Corporate takeovers in 2007 seen topping $4 trillion record
The number of deals is actually less, but total value is up 86%
NEW YORK » The rumors about a potential takeover of aluminum producer Alcoa Inc. this past week created an enthusiastic buzz on Wall Street that acquisitions this year will smash the $4 trillion record set in 2006.
Seven weeks into 2007, the amount of money for takeovers brokered by investment banks and private equity firms is trending above last year. In the U.S., market researcher Dealogic said volume has soared 86 percent to $228.6 billion from last year, while global volume rose 36 percent to $477.4 billion.
The statistics indicate that while the dollar amounts of these deals are growing, the number of them isn't. There have been 519 deals in the U.S. so far this year, down 38 percent from 2006, while global transactions declined 25 percent to 2,392.
Analysts believe this shows a shift in M&A trends. Wall Street might see the number of deals edge lower. But, those still in the mix will fetch increasingly higher takeover bids, such as a potential Alcoa deal that would easily top $30 billion.
"How big can it go? That's not the focus," said Gregg Slager, a senior partner with accounting firm Ernst & Young's private equity practice. "This is still all about value creation regardless of the size. The economy is strong, capital is readily available, and this creates opportunity."
While it might be about value creation, the competition among private equity firms and investment banks is increasing. Big deals such as the bidding war between Vornado Realty Trust and Blackstone Group over real estate investment trust Equity Office Properties are escalating deal volume.
In fact, it has become an intense Wall Street mating dance. In trying to gauge one of his suitor's interest, Equity Office Properties founder Samuel Zell sent an e-mail to Vornado Chairman Steven Roth that read "Roses are red, violets are blue; I hear a rumor, is it true?"
The e-mail, obtained by the New York Times, sought to determine if Roth might be interested in raising his bid to trump buyout giant Blackstone's offer of $48.50 per share. Roth responded: "Roses are red, violets are blue. I love you Sam, our bid is 52." And the deal was secured to buy the largest U.S. commercial real estate company.
If anything, the wooing that goes on in these big deals shows the willingness to raise the stakes. The exception so far this year has been Nasdaq Stock Market Inc.'s unwillingness to raise its offer price for the London Stock Market; the takeover attempt collapsed earlier this month.
One thing is for certain, that U.S. companies are sitting on record cash stockpiles -- at last count $605 billion racked up by members of the Standard & Poor's 500 index -- that can be used to expand through mergers and acquisitions.

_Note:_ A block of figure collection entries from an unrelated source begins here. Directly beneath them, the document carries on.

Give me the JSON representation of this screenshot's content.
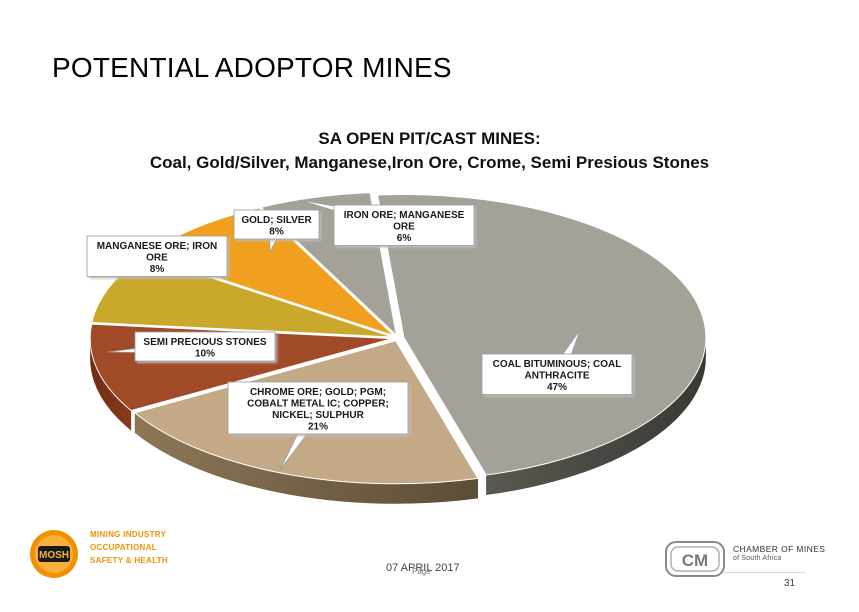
{
  "slide": {
    "title": "POTENTIAL ADOPTOR MINES",
    "date": "07 APRIL 2017",
    "page_label": "Page",
    "page_number": "31"
  },
  "logos": {
    "mosh": {
      "badge": "MOSH",
      "line1": "MINING INDUSTRY",
      "line2": "OCCUPATIONAL",
      "line3": "SAFETY & HEALTH"
    },
    "chamber": {
      "badge": "CM",
      "line1": "CHAMBER OF MINES",
      "line2": "of South Africa"
    }
  },
  "colors": {
    "coal": "#a4a298",
    "chrome": "#c4a986",
    "semi_precious": "#a14a28",
    "manganese": "#c9a82b",
    "gold": "#f0a01e",
    "iron": "#a4a298",
    "callout_border": "#9a9a9a"
  },
  "chart_data": {
    "type": "pie",
    "title": "SA OPEN PIT/CAST MINES:",
    "subtitle": "Coal, Gold/Silver, Manganese,Iron Ore, Crome, Semi Presious Stones",
    "slices": [
      {
        "key": "coal",
        "label_lines": [
          "COAL BITUMINOUS; COAL",
          "ANTHRACITE"
        ],
        "percent_label": "47%",
        "value": 47
      },
      {
        "key": "chrome",
        "label_lines": [
          "CHROME ORE; GOLD; PGM;",
          "COBALT METAL IC; COPPER;",
          "NICKEL; SULPHUR"
        ],
        "percent_label": "21%",
        "value": 21
      },
      {
        "key": "semi_precious",
        "label_lines": [
          "SEMI PRECIOUS STONES"
        ],
        "percent_label": "10%",
        "value": 10
      },
      {
        "key": "manganese",
        "label_lines": [
          "MANGANESE ORE; IRON",
          "ORE"
        ],
        "percent_label": "8%",
        "value": 8
      },
      {
        "key": "gold",
        "label_lines": [
          "GOLD; SILVER"
        ],
        "percent_label": "8%",
        "value": 8
      },
      {
        "key": "iron",
        "label_lines": [
          "IRON ORE; MANGANESE",
          "ORE"
        ],
        "percent_label": "6%",
        "value": 6
      }
    ]
  }
}
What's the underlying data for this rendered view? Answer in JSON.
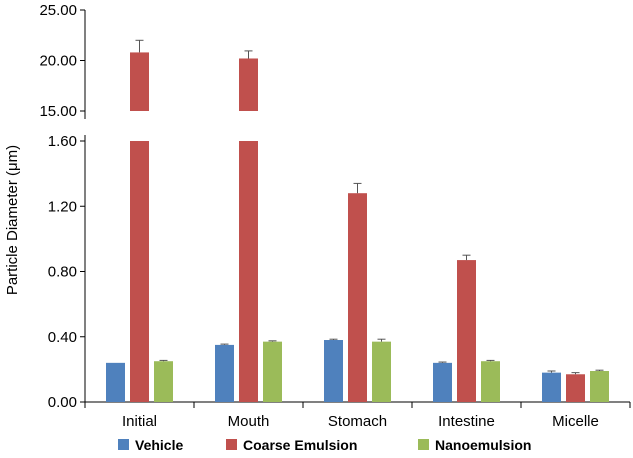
{
  "chart_data": {
    "type": "bar",
    "ylabel": "Particle Diameter (μm)",
    "xlabel": "",
    "title": "",
    "y_axis_break": true,
    "lower_ylim": [
      0,
      1.6
    ],
    "upper_ylim": [
      15,
      25
    ],
    "lower_ticks": [
      "0.00",
      "0.40",
      "0.80",
      "1.20",
      "1.60"
    ],
    "upper_ticks": [
      "15.00",
      "20.00",
      "25.00"
    ],
    "categories": [
      "Initial",
      "Mouth",
      "Stomach",
      "Intestine",
      "Micelle"
    ],
    "series": [
      {
        "name": "Vehicle",
        "color": "#4f81bd",
        "values": [
          0.24,
          0.35,
          0.38,
          0.24,
          0.18
        ],
        "errors": [
          0.0,
          0.005,
          0.005,
          0.005,
          0.01
        ]
      },
      {
        "name": "Coarse Emulsion",
        "color": "#c0504d",
        "values": [
          20.8,
          20.2,
          1.28,
          0.87,
          0.17
        ],
        "errors": [
          1.2,
          0.75,
          0.06,
          0.03,
          0.01
        ]
      },
      {
        "name": "Nanoemulsion",
        "color": "#9bbb59",
        "values": [
          0.25,
          0.37,
          0.37,
          0.25,
          0.19
        ],
        "errors": [
          0.005,
          0.005,
          0.015,
          0.005,
          0.005
        ]
      }
    ],
    "legend_position": "bottom",
    "grid": false
  }
}
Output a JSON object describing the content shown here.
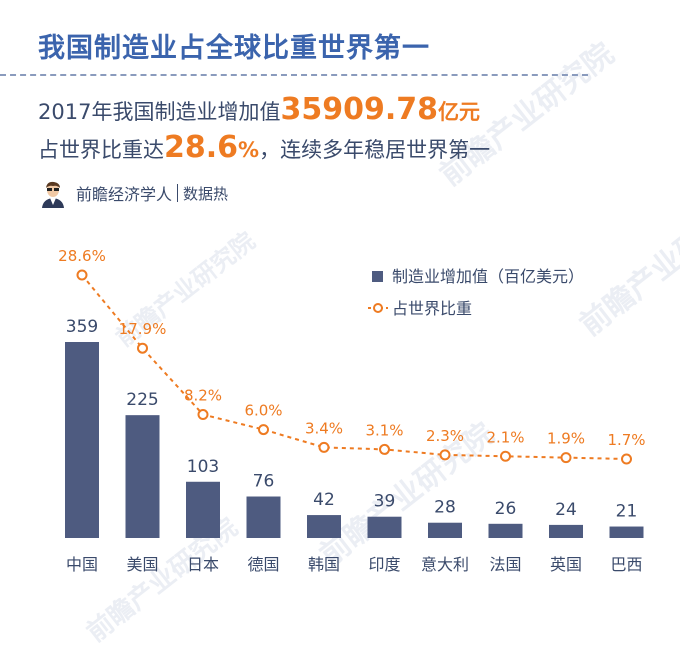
{
  "header": {
    "title": "我国制造业占全球比重世界第一",
    "line1_prefix": "2017年我国制造业增加值",
    "line1_value": "35909.78",
    "line1_unit": "亿元",
    "line2_prefix": "占世界比重达",
    "line2_value": "28.6",
    "line2_unit": "%",
    "line2_suffix": "，连续多年稳居世界第一"
  },
  "source": {
    "brand": "前瞻经济学人",
    "sub": "数据热"
  },
  "watermark": "前瞻产业研究院",
  "colors": {
    "bar": "#4e5b80",
    "line": "#ee7b22",
    "title": "#3b64ad",
    "text": "#3a4a6b"
  },
  "chart_data": {
    "type": "bar",
    "categories": [
      "中国",
      "美国",
      "日本",
      "德国",
      "韩国",
      "印度",
      "意大利",
      "法国",
      "英国",
      "巴西"
    ],
    "series": [
      {
        "name": "制造业增加值（百亿美元）",
        "type": "bar",
        "values": [
          359,
          225,
          103,
          76,
          42,
          39,
          28,
          26,
          24,
          21
        ]
      },
      {
        "name": "占世界比重",
        "type": "line",
        "values": [
          28.6,
          17.9,
          8.2,
          6.0,
          3.4,
          3.1,
          2.3,
          2.1,
          1.9,
          1.7
        ],
        "labels": [
          "28.6%",
          "17.9%",
          "8.2%",
          "6.0%",
          "3.4%",
          "3.1%",
          "2.3%",
          "2.1%",
          "1.9%",
          "1.7%"
        ]
      }
    ],
    "legend_position": "top-right"
  }
}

"This amount of money is looking to be deployed, that has really made a difference in tactics and in attitude," said Bob Profusek, co-head of global M&A for law firm Jones Day. "There's this huge amount of money that needs to be invested."
That only means good things for investors, where the-sky's-the-limit offers can send share prices flying high. For example, rumors this week that Anheuser-Busch Cos. might be taken over caused its shares to hit a 52-week high. Speculation that Alcoa might be on the block helped send the entire Dow Jones industrial average higher on hope that acquisition activity will remain on a breakneck pace.
It also means Wall Street investment banks could be set up for another record-breaking year of profits. Investors have cheered results from the top five U.S. securities firms and sent their shares to new highs. Morgan Stanley, Merrill Lynch & Co., Lehman Brothers Holdings Inc., Bear Stearns Cos. and Goldman Sachs Group Inc. might all see appreciation in their shares as they garner more investment banking business.
This isn't lost on smaller firms. JMP Group, a boutique investment banking firm and asset manager based in San Francisco, has filed to raise some $100 million in an initial public offering on the New York Stock Exchange. The firm, founded in 1999 by executives from the old Montgomery Securities that was later bought by Bank of America Corp., last year posted a profit of almost $2.4 million on revenue of $63.6 million.
JMP joins others that have scrambled to go public in the past year to take advantage of robust M&A activity. Last year several boutique firms decided to go public to take advantage of the escalating capital markets environment. Shareholders that got in on their IPOs are now sitting on some pretty big returns.
Keefe, Bruyette & Woods Inc. has seen its shares advance 18 percent since it became a public company in November. Cowen Group Inc., founded in 1918 and most recently a division of French bank Societe Generale, has realized a 35 percent jump in its shares since going public in July.